Cerca de 500 ballenas piloto quedaron varadas en la isla Pitt, en el archipiélago de Chatham, en Nueva Zelanda, informó el Departamento de Conservación (DOC) del país. En primera instancia, 215 cetáceos fueron encontrados el pasado sábado, mientras que un segundo grupo, de 250 ejemplares, llegó a la costa hoy.
Las autoridades informaron que los animales tuvieron que ser sacrificados y sus cuerpos dejados para que se descompongan de manera natural.

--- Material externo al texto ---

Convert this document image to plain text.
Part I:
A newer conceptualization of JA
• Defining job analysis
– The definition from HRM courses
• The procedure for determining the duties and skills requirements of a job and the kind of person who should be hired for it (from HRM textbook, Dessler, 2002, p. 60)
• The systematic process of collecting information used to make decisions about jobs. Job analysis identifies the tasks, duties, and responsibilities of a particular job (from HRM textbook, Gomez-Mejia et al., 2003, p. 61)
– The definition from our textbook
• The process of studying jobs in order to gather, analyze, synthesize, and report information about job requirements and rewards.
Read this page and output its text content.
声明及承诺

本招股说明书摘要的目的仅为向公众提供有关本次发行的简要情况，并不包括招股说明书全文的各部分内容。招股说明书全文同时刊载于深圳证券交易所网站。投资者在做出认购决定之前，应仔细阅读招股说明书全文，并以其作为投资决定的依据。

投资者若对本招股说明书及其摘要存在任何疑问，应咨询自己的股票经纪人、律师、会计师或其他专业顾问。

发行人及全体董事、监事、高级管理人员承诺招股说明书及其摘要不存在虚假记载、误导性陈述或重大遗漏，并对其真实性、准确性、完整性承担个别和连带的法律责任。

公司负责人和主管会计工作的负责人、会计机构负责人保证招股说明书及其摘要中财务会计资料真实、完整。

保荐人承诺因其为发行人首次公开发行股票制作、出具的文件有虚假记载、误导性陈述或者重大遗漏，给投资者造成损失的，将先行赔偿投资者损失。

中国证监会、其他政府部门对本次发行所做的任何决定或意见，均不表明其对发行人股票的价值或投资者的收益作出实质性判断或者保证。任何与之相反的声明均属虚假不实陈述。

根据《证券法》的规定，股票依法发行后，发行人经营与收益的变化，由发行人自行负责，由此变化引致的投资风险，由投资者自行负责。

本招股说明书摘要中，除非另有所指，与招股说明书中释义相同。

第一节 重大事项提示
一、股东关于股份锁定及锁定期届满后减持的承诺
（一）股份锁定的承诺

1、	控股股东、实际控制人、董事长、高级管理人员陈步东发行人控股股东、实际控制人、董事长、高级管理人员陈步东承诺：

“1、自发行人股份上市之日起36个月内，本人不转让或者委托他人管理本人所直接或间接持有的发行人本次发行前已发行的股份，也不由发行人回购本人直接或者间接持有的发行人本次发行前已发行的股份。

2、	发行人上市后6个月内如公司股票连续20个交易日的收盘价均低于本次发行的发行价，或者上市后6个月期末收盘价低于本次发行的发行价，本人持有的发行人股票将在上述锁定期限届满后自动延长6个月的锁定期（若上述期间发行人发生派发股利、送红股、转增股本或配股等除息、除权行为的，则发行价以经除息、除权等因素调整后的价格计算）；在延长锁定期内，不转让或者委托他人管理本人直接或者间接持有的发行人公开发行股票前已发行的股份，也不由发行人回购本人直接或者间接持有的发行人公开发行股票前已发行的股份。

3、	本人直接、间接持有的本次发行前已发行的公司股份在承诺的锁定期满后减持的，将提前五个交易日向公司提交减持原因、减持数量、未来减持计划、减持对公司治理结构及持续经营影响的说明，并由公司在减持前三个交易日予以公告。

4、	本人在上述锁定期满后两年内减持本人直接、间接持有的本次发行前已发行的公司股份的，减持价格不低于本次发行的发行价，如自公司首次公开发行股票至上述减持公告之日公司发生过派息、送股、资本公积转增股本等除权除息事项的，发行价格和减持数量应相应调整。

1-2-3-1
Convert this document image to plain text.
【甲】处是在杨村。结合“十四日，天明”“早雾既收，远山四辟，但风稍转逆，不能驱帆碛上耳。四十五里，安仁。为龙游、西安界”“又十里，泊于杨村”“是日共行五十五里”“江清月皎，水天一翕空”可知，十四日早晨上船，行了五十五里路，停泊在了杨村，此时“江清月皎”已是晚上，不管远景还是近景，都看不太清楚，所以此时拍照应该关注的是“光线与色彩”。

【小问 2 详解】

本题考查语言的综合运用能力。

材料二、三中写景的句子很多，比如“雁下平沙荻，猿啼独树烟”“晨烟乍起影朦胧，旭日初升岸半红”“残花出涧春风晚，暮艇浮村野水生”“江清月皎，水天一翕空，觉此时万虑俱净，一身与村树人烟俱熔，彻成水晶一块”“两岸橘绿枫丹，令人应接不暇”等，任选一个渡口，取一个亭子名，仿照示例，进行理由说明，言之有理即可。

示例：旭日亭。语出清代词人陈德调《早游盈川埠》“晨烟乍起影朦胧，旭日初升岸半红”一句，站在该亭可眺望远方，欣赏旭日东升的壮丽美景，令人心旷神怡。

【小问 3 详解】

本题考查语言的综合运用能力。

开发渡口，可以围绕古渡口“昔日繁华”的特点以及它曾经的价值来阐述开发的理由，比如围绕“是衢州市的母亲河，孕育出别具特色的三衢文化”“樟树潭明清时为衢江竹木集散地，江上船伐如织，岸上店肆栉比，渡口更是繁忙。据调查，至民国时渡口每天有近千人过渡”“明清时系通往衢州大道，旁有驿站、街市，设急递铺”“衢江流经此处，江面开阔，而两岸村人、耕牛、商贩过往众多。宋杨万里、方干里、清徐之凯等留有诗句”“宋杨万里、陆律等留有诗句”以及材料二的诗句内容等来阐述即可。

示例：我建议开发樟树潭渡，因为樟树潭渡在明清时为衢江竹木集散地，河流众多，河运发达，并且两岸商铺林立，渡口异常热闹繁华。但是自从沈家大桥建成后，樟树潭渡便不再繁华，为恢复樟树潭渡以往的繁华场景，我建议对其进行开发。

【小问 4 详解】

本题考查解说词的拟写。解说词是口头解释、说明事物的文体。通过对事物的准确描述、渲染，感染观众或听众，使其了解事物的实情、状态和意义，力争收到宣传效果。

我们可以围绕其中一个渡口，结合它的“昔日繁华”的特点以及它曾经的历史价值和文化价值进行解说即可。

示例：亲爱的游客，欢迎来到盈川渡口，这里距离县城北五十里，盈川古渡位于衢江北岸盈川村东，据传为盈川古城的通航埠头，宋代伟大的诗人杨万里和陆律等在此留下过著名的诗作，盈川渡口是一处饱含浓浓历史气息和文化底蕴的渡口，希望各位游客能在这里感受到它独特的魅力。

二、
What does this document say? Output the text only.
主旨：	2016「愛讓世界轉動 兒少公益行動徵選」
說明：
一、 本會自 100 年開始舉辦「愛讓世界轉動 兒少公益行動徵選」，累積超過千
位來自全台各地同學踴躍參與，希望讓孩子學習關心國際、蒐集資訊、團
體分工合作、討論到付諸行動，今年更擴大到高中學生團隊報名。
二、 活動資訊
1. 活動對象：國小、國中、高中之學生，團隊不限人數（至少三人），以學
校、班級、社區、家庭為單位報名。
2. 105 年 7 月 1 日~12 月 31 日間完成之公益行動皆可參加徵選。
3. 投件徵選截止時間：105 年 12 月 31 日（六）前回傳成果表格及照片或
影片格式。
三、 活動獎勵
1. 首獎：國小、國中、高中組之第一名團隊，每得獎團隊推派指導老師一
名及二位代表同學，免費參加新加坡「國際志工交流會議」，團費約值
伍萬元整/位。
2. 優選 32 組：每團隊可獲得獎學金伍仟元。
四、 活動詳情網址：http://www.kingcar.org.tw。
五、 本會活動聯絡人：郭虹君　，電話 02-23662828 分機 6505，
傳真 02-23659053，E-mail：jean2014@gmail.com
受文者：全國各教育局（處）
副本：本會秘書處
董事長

Durante la operación, los trabajadores del DOC contaron con el apoyo de la organización benéfica de rescate de mamíferos marinos Project Jonah y de las comunidades locales.
De acuerdo con los expertos, las características de las islas Chatham crean dificultades muy grandes para llevar a cabo salvamentos de animales varados, pues la zona "es conocida por los grandes tiburones blancos, playas remotas y una población residente de menos de 800 personas".
Daren Grover, mánager general de Project Jonah, aseguró que los calderones que sobrevivieron al más reciente varamiento también deberán ser sacrificados.
Esta no es la primera vez que ocurre un acontecimiento de este tipo en la región, pues en 1918 se registró uno en el que fallecieron casi un millar de cetáceos.